BEIS is also funding innovation via the Future Flight Challenge – a four year, £125m Industrial Strategy Challenge Fund (ISCF) programme, administered by UK Research and Innovation. Sellafield Ltd is playing a key role in a consortium that won a share of £30 million (Phase 2 of the Challenge) to develop and test a remotely operated drone system. The advanced system will enable remote inspection and monitoring of nuclear sites and has a range of other applications including on oil and gas installations, construction sites, road, rail and telecoms infrastructure and in providing live support to emergency services.

As a publicly funded organization itself Sellafield Ltd will not receive any of the challenge fund but the Sellafield site offers a unique testbed for the use of this technology on nuclear licensed sites and already has its own team of highly skilled and experienced drone pilots.

A safety-first approach to meeting energy demand
If we can get the technology and the protective regulations right, remote inspection and monitoring of industrial and urban areas by BVLOS drones, can play an important role in evolving how our energy production and distribution infrastructure is built and managed – reducing risk, improving health and safety, as well as unlocking huge efficiencies.

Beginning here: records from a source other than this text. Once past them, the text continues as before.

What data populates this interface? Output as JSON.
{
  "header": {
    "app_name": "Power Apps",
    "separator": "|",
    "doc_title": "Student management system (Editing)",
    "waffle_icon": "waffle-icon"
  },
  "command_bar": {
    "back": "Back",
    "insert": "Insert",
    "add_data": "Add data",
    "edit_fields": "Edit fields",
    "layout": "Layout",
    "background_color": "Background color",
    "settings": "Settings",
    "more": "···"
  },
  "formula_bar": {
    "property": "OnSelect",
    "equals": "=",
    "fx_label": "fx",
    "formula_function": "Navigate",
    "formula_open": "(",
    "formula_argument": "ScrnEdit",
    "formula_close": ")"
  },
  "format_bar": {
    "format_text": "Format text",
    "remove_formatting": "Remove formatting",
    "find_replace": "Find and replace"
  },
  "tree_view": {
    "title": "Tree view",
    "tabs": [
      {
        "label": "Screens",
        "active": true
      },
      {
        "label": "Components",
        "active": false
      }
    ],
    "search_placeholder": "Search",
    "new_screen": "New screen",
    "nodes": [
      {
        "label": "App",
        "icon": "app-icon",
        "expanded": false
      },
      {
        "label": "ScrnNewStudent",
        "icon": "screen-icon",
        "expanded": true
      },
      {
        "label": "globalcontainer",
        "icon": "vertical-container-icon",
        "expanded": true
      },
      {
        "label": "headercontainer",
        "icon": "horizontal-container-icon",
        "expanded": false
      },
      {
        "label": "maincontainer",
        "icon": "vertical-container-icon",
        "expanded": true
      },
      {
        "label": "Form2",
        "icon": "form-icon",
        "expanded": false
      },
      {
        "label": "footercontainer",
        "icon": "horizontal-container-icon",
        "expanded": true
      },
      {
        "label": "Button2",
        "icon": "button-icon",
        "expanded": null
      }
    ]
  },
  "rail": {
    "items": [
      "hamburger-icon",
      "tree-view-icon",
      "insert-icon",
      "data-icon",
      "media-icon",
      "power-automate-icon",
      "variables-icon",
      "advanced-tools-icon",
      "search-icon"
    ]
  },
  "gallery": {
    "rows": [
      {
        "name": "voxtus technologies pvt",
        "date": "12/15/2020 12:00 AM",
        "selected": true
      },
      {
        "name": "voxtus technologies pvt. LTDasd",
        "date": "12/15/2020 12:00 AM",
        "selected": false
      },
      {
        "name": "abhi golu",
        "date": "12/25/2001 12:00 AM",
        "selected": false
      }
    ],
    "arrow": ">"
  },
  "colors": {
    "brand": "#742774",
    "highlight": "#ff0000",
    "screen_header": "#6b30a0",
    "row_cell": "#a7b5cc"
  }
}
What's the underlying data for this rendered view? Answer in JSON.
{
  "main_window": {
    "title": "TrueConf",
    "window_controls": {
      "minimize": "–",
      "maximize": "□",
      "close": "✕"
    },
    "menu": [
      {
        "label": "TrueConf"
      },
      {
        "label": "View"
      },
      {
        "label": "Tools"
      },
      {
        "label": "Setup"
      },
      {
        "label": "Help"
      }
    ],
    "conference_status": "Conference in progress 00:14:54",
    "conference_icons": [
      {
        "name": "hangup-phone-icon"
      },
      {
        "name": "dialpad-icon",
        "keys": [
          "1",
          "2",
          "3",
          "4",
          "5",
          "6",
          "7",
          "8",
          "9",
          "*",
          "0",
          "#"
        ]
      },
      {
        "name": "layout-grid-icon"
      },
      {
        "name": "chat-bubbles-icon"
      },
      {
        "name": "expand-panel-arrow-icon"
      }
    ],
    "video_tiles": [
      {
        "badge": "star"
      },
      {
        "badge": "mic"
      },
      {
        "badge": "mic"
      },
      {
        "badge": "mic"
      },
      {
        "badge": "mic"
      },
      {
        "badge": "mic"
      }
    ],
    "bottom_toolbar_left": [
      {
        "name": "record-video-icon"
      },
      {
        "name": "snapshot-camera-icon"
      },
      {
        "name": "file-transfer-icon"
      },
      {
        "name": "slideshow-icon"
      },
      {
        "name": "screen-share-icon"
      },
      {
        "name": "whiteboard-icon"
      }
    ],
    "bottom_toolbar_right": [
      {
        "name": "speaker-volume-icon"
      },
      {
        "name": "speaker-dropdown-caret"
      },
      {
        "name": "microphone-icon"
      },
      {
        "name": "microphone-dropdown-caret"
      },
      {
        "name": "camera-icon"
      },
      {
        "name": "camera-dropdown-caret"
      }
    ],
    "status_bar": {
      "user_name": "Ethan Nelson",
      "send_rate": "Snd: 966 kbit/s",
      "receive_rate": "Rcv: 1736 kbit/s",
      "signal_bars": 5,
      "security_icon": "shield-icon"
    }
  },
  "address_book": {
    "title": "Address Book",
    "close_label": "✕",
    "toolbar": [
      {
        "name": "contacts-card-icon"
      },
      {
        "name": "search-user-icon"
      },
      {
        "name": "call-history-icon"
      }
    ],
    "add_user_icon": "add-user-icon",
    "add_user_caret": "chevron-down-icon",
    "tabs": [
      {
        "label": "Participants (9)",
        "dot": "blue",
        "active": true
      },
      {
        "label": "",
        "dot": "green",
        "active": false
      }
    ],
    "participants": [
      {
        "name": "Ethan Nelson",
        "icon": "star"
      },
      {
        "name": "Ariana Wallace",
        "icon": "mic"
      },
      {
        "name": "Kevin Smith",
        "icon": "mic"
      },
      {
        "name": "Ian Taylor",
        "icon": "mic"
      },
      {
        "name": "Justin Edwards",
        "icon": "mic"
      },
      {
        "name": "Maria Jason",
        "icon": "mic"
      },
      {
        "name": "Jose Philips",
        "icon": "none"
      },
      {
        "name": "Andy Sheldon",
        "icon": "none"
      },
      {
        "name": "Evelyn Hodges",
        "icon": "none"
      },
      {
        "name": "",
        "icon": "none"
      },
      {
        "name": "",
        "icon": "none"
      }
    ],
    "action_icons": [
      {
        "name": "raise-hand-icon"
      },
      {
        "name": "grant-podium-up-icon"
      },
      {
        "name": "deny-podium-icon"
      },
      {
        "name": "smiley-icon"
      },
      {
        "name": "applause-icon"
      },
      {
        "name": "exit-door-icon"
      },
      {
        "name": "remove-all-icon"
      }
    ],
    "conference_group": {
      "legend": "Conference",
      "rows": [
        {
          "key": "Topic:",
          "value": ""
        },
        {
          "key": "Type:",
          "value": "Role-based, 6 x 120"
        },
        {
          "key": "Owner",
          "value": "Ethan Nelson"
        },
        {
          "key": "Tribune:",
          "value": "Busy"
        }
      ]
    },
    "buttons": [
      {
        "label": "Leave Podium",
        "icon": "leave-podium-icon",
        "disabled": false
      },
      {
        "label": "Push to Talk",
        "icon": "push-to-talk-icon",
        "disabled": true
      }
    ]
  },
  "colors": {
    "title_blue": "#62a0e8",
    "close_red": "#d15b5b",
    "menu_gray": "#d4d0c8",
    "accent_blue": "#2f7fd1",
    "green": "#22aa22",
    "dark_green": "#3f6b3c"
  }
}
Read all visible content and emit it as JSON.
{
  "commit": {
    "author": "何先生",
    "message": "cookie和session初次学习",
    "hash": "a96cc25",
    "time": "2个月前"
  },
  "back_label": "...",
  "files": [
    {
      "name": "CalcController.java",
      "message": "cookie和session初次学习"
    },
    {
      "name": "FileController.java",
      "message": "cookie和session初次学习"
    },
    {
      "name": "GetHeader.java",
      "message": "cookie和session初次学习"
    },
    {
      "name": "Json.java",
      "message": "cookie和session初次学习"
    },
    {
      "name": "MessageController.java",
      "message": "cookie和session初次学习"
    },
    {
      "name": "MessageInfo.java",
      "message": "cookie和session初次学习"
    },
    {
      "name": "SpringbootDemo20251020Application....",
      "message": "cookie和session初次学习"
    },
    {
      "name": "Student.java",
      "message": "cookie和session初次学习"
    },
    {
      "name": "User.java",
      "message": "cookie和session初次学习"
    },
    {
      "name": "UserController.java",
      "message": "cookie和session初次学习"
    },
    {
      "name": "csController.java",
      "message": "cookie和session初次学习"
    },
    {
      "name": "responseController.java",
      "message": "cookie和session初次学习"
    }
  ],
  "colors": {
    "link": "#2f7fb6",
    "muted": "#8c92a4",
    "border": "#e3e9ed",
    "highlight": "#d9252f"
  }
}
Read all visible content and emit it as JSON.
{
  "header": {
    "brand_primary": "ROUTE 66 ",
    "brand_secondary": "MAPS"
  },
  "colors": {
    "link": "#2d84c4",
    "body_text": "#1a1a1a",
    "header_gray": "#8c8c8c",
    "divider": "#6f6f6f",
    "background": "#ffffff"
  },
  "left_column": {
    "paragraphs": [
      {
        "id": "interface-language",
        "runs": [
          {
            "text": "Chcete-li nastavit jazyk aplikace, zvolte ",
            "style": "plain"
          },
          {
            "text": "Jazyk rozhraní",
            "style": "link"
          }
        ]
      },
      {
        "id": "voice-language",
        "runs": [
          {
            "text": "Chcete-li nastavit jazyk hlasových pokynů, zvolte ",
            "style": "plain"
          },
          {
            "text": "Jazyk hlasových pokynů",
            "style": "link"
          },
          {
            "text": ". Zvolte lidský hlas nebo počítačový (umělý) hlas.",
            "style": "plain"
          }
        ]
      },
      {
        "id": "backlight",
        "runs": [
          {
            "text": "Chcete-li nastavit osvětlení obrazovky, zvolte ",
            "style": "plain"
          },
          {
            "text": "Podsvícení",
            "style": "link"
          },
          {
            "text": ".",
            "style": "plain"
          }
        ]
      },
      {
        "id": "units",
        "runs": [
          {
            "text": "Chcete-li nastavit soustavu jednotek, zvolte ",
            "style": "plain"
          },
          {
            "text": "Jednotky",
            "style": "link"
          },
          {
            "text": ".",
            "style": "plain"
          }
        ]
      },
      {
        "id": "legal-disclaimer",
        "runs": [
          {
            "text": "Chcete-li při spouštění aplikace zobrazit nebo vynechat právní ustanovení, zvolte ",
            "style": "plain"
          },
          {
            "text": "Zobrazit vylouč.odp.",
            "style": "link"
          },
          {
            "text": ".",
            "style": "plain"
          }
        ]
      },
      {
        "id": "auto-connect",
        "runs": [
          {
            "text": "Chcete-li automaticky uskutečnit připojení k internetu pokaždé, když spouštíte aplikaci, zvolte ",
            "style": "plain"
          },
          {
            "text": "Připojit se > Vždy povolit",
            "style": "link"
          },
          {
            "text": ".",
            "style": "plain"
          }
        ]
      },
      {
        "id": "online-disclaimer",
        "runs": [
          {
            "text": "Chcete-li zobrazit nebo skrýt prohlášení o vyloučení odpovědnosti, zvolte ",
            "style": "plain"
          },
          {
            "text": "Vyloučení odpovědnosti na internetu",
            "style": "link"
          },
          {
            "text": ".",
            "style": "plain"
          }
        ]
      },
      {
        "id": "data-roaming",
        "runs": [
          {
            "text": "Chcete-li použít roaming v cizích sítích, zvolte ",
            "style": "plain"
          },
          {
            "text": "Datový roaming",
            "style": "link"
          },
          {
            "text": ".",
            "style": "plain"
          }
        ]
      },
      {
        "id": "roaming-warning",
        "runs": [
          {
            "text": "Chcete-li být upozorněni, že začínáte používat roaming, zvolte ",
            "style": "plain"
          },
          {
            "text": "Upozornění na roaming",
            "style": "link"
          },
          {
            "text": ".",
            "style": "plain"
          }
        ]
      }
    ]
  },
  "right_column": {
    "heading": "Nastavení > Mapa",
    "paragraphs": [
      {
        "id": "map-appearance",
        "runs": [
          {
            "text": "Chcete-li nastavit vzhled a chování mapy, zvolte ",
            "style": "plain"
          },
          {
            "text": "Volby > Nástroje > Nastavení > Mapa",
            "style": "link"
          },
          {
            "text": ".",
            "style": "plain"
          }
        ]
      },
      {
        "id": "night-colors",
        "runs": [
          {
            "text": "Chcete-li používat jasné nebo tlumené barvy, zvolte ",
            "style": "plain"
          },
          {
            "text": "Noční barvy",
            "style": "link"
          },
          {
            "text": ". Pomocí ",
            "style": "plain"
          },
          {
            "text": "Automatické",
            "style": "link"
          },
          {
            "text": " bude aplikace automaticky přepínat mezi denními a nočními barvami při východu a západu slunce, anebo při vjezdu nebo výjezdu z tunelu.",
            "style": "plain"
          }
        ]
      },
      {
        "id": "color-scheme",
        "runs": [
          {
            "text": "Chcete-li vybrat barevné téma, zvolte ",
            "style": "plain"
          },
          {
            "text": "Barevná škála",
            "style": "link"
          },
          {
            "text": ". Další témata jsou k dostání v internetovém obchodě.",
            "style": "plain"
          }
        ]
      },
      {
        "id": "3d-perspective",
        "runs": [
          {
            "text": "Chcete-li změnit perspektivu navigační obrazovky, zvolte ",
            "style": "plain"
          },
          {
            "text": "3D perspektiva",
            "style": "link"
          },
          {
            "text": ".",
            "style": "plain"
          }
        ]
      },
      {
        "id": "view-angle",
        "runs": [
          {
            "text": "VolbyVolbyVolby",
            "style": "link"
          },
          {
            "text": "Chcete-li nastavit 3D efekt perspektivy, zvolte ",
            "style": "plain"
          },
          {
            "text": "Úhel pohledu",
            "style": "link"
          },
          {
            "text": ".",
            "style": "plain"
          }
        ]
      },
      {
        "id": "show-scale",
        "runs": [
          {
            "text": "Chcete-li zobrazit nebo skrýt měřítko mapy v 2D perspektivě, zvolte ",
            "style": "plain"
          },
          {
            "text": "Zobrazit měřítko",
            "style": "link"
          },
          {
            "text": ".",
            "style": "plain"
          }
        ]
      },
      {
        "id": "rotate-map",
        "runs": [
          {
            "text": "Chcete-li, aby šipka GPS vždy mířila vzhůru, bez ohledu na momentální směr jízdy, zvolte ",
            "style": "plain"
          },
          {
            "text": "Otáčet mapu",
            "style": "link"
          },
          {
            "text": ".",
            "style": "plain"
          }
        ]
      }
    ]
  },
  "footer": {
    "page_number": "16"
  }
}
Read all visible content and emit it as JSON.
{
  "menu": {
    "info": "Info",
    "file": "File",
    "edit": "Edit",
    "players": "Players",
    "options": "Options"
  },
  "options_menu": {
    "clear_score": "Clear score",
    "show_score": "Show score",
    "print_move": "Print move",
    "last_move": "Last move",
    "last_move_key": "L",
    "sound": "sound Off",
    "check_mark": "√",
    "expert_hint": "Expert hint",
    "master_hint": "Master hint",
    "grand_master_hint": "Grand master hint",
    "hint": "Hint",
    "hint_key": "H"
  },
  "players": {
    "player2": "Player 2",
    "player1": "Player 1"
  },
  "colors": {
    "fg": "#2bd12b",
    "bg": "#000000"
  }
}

It’s a hugely exciting time to be involved with this technology, and while further tech, government and industry collaboration is needed to turn potential into reality, the recent and steady progress made by the CAA and its partners suggests that drones will be commercially deployable sooner rather than later.

By enabling organizations to access Beyond Visual Line of Sight aerial intelligence, we can help meet the UK’s growing and changing energy demands, whilst keeping workers out of harm’s way.

SEES.AI
John McKenna is CEO of sees.ai, a UK-based Beyond Visual Line of Sight (BVLOS) pioneer, focused on developing the leading Enterprise BVLOS Command & Control Solution for drone service providers. sees.ai is the only entity selected into both the CAA Regulatory Sandbox and the UK Government Drone Pathfinder backed by the Department for Transport, the Department for Business Energy & Industrial Strategy and the CAA. sees.ai was founded in 2017 by four Co-Founders ex. Arup, Apple, CERN, McLaren and hedge funds – winners of one Formula One World Championship and two America’s Cups.